Ever since I have been coaching people towards their own life fulfillment I was also very careful with surrounding myself with supportive and well meaning, successful people. I like to socialize and work with people who believe in the possibilities and blessings of Win-Wins. You could also call it “live and let live”. Once in a while I find myself in a tricky social circumstance where old patterns like fight, flight or freeze want to come forth. Unwilling to give in to any of these options that do not serve me or my goals, I worked through it and found one that does: FEEL!
Isn´t amazing, how on a perfectly alright day a little incidence can change everything and the day is interrupted in a most unpleasant way? In my case it was a flood of e-mails from fellow volunteer people who were spreading around their criticism as oposed to acknowledgements and respect for each other.
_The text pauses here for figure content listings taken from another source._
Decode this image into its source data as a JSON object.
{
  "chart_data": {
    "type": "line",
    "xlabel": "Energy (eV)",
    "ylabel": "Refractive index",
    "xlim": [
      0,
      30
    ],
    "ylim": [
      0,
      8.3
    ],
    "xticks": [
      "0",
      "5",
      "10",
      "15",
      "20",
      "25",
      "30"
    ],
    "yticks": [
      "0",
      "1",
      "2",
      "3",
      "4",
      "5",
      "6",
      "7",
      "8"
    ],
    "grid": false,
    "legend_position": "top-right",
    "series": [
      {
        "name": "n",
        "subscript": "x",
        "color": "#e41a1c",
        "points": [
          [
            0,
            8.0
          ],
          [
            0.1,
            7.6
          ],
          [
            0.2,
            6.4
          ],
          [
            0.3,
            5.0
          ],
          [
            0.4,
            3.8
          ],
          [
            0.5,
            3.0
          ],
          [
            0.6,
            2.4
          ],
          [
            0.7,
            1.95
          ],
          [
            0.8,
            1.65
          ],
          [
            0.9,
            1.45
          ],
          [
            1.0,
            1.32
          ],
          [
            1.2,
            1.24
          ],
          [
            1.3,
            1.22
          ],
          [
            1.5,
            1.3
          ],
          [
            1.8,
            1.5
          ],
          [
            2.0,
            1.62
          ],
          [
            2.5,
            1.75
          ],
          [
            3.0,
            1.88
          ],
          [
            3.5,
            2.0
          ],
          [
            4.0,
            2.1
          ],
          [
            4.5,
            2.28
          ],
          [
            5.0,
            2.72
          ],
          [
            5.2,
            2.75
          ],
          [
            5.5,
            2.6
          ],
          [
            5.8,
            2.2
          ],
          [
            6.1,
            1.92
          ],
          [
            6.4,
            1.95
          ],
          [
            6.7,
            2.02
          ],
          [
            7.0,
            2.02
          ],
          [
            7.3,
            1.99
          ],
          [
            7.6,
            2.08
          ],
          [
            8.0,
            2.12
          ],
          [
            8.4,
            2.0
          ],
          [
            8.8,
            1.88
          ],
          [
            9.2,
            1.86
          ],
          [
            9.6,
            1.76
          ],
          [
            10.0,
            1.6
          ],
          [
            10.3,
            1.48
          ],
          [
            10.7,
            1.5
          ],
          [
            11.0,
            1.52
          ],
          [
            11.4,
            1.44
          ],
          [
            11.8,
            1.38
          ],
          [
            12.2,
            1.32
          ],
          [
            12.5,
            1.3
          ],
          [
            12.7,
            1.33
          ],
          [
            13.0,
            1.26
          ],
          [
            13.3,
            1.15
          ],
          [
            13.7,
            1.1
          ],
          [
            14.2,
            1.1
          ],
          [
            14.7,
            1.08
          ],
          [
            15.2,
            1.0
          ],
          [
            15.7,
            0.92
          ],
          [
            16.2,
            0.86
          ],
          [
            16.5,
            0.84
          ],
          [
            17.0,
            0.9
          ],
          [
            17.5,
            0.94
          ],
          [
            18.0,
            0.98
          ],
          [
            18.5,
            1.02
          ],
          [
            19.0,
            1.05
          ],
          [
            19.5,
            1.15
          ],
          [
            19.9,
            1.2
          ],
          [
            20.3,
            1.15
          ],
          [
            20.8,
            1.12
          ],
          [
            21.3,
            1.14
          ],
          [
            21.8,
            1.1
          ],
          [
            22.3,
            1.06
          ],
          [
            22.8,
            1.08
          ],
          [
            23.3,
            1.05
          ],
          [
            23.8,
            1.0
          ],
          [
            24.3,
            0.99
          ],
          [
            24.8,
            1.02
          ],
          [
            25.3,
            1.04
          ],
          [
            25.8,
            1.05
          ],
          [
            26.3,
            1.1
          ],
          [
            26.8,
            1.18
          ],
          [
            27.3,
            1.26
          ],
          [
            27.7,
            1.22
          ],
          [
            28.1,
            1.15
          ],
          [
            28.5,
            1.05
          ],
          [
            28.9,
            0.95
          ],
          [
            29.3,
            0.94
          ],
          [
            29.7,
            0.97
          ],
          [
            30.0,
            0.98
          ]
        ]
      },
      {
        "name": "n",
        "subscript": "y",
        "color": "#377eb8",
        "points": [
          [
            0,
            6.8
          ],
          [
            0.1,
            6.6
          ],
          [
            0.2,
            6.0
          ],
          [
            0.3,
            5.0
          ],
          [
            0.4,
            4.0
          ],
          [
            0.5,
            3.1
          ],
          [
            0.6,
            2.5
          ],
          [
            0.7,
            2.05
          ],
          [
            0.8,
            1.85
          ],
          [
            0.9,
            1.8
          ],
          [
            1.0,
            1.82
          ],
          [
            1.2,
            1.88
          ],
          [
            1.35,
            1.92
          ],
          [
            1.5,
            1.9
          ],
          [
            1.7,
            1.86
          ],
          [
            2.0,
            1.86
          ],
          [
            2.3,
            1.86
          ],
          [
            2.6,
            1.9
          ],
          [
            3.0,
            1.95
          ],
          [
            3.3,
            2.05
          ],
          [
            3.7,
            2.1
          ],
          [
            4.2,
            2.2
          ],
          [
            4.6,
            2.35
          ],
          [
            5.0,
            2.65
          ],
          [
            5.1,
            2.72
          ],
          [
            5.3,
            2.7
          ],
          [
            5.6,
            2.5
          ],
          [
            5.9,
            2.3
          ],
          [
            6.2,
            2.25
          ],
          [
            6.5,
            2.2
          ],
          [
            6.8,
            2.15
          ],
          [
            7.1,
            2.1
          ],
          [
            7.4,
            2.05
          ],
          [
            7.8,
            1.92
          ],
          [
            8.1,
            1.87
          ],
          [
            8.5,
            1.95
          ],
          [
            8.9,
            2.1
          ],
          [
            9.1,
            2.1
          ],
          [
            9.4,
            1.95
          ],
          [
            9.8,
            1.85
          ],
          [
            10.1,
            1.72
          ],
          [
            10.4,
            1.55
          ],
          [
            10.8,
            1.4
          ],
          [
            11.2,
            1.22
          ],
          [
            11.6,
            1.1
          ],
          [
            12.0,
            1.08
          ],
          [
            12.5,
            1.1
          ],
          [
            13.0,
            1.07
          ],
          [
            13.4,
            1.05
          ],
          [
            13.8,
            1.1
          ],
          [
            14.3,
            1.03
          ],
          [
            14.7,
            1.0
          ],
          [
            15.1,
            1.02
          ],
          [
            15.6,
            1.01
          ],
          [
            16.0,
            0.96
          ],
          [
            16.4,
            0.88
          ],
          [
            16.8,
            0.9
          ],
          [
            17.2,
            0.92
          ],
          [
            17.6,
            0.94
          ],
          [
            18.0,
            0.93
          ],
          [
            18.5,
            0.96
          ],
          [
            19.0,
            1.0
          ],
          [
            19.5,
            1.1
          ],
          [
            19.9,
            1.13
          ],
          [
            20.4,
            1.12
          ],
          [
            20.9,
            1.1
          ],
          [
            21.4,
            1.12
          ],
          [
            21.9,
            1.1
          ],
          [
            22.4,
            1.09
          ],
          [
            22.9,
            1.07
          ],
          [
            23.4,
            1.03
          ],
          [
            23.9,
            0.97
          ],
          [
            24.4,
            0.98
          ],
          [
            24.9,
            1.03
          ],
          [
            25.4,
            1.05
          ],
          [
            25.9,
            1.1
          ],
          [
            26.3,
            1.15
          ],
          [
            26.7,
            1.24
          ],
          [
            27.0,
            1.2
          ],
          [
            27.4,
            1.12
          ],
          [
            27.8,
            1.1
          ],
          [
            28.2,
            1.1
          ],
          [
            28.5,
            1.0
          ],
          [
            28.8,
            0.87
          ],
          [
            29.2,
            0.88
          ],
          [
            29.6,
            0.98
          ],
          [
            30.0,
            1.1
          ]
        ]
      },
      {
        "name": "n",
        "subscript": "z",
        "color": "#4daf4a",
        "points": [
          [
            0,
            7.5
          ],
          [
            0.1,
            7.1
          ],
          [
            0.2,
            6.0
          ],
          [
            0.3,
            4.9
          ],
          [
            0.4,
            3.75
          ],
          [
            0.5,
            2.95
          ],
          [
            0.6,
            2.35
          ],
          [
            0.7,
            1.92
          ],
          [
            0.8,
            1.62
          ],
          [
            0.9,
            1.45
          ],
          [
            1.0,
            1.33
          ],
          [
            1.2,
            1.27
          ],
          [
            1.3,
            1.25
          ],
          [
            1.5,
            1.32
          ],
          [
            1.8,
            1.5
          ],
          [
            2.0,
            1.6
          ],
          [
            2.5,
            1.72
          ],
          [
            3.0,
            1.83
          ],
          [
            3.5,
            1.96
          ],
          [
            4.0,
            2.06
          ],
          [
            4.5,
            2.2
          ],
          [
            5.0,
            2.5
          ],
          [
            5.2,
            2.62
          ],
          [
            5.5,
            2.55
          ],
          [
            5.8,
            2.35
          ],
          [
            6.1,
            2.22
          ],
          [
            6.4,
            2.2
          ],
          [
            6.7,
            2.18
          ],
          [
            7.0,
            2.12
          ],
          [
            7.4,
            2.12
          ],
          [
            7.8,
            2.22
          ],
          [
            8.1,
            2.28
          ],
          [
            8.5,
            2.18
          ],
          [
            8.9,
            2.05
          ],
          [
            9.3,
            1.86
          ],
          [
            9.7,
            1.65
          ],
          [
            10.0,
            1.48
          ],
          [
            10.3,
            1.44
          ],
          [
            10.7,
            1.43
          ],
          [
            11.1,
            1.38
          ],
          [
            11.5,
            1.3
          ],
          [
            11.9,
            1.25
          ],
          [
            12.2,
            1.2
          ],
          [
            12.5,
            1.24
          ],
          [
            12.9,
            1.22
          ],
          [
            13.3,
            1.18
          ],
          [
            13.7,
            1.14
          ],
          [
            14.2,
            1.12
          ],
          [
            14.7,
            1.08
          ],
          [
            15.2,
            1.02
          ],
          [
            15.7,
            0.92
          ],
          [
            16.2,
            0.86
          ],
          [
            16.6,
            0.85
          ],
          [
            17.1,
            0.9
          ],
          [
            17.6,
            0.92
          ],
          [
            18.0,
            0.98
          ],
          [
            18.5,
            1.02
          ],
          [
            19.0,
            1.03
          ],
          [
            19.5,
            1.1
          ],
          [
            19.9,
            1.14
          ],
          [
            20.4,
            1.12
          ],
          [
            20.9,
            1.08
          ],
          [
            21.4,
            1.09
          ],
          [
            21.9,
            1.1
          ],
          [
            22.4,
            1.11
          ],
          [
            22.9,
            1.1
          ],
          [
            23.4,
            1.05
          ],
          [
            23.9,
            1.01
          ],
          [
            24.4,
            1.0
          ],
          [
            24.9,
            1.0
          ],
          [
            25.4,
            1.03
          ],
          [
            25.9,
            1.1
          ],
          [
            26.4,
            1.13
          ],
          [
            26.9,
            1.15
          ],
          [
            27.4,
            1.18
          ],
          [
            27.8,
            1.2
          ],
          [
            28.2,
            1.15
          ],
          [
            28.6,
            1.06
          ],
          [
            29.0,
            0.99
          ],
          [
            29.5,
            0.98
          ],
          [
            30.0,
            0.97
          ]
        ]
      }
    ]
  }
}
It really got wild for me once I was the target. All of a sudden old fears resurfaced and weighed heavily on me. So I went through all the above mentioned stages: First I froze and just ignored it. Then I was ready to resign and flee. Then I was ready to “tell them”. Once that was over, I realized that I did not want to be in re-action anymore. I want to be in charge of my life and consciously decide what to do. From that powerful state I can creat my future and realize my visions.
But how do I get from being in the claws of my past to creating my own future? It seemed almost impossible, so strong was the pull backwards into these bad emotions. With all my might did I try to avoid these emotions. Then I decided to walk through them instead of pulling away from them. FEEL. I took a moment to sit with every feeling that came up and to the story that came with it. Then I respectfully thanked them for sharing and came back to 2010 me and who I truly wanted to be. I consciously chose to be in charge, responsible, grounded. Some deep breaths helped to reclaim my own power and to focus on what it is I want to create and how I want to be. I know I don´t want to get back at people, I know I don´t want to be a pushover either. I want to stand up for myself and make that clear in a respectful and loving way. It felt so much better to just stay where I was, without avoiding (flight) or attacking (fight) or letting myself down (freeze). Focussing on my own strength and my goals and most of all, my own VALUES turned out to be extremely helpful.
I also found that with that behavior, all my fears did vanish and everything turned out just fine. At the end I felt grateful for the learning experience and hope that I don´t have to revisit that cross roads anytime soon again. My bigger wish however is, to remember next time and the time after that and again and again, to choose to feel and stand in my own power. I know the first time is the hardest and each time it gets easier and comes more naturally, until one day it is my default mode. Now THAT´s how habits are formed. Oh, and one other thing about toxic environments: Stay away from them as much as possible. A toxic environment in social terms is people who are overly critical, complain a lot, are envious or mean. In one word, not worth hanging out with. If you have no choice (although we have more choice than we often admit) stay strong in your own power and values in order not to be pulled down by these kinds of people. Sometime you can actually improve their situation by just being in a good mental space yourself. But don´t expect it. Good luck!